Comment: Significant financial opportunities are available for sheep, beef and dairy farmers to integrate forestry into their businesses, provided they do their homework and get the correct advice. Sandra Taylor writes about a series of workshops that are helping farmers get more information.
Beef + Lamb New Zealand is rolling out a series of 'Farms, Trees and Carbon' workshops nationally to help farmers understand the financial opportunities available to them from integrating forestry (either pine or native) into their farm.
This includes understanding opportunities under the One Billion Trees fund.
Speaking at a North Canterbury Farming for Profit field day, farm forestry consultants Ollie Belton and David Janett gave an overview of the Emissions Trading Scheme (ETS), the carbon market and how farmers can capitalise on available funding.
They said the price for an NZU – a carbon unit that represents a tonne of CO2 equivalent – had fluctuated over the years, pushed down by bogus units from overseas flooding the market.
But the market has completely changed and the price for an NZU is on the rise, driven by New Zealand's need to reduce CO2 levels by 200 million tonnes by 2030. Price stability for carbon is important to reduce greenhouse gases.
Forestry, they said, gives New Zealand the ability to offset its emissions.
To be eligible for carbon credits, the forestry must have been planted after 1990 into land that was not previously in forestry or in native bush.
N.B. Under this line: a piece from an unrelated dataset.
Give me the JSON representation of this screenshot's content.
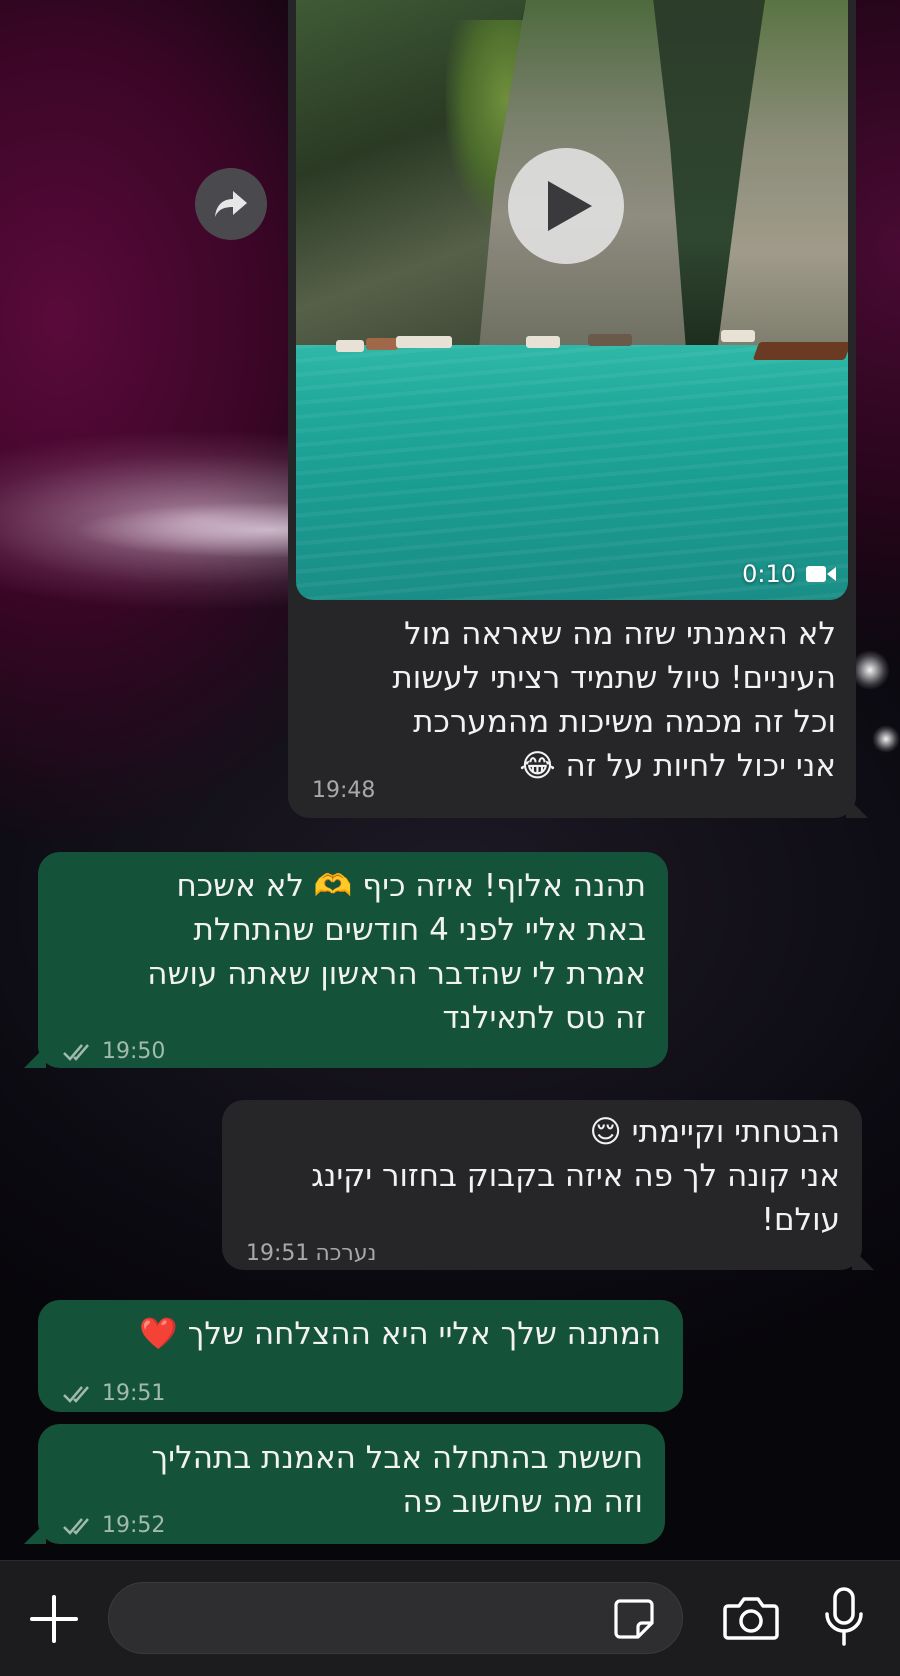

The onus is on the applicant to prove that the land was clear before 1990 and this is something the Ministry for Primary Industries is very strict about.
Belton said the forest must be at least 1ha, have 30 per cent canopy cover at maturity and be at least five metres high. Trees need to be within 15 metres of each other – so it does not need to be thick plantation forest to be eligible – but the trees do need to achieve 30 per cent canopy cover.
Poplars are eligible – as are shelterbelts, as long as they are linked together to meet the definition of a plantation and are at least 30 metres wide. Fifty to 60 trees/ha is fine – as long as the required canopy cover is achieved.
"It's all about planning, it's important to understand the rules when planning on-farm planting," said Belton, who recommends taking photos to show that the vegetation being planted into is not native species.
Belton and Janett said the eligibility issue is huge and is the most difficult part of the ETS.
There is a huge variation, they said, between the value of species based on growth rates. Exotics grow quickly compared with natives – and are cheaper.
Early sequestration maximises the internal rate of return on investment.
From a simple economic perspective, indigenous species are not a good investment but many landowners will have reasons apart from straight economic returns that dictate what they may wish to plant.
Despite differences in growth rates, economically there is not much variation between regions such as Northland and Canterbury. Growth rates, and hence carbon production, will vary by sites and species.
Growth rates are dependent upon altitude, soil and moisture. Dry, hard sites will grow lower levels of wood and carbon compared with moist, sheltered sites.
There is funding support available for farmers through the government's One Billion Trees Programme, but this funding varies depending on the species being planted.
Given the low economic returns of natives, mixed indigenous tree plantings attract the most funding under the 1BT programme, with 30 per cent being paid when the application is granted, 50 per cent once planting is completed and a final 20 per cent when the landowner is able to prove the trees are being actively managed.
The government has made $200 million available for this fund over the next three years, so there is a huge opportunity for farmers to make use of this funding.
"The government doesn't want large-scale farm conversions; this is targeted at landowners who want to plant areas of their farms best suited to trees," said Janett.
"It's about integration."
However, once the land is in forestry, he said, it's unlikely that it will be in trees for the long term, given the potential cost of repaying carbon credits if deforested.
Under the proposed rule change to the emissions trading scheme, timber crops such as radiata will generate a return in the form of carbon payments for the first 18 years; after that there are no payments.
However, there are also no carbon repayment obligations at harvest, provided the forest is replanted. (The average rate of return for timber is 5-7 per cent, but for timber and carbon it is around 9-11 per cent).
The front-end carbon income can help offset costs, but when planting trees it is important to consider the feasibility of harvesting them in 25 years' time.
It's also worth considering that the regulatory environment around harvesting (building roads, health and safety etc) is huge now and will only get more stringent.
Combined, this may mean it may not be feasible to harvest small-scale forestry blocks of between 3-10ha, but this will vary from farm to farm.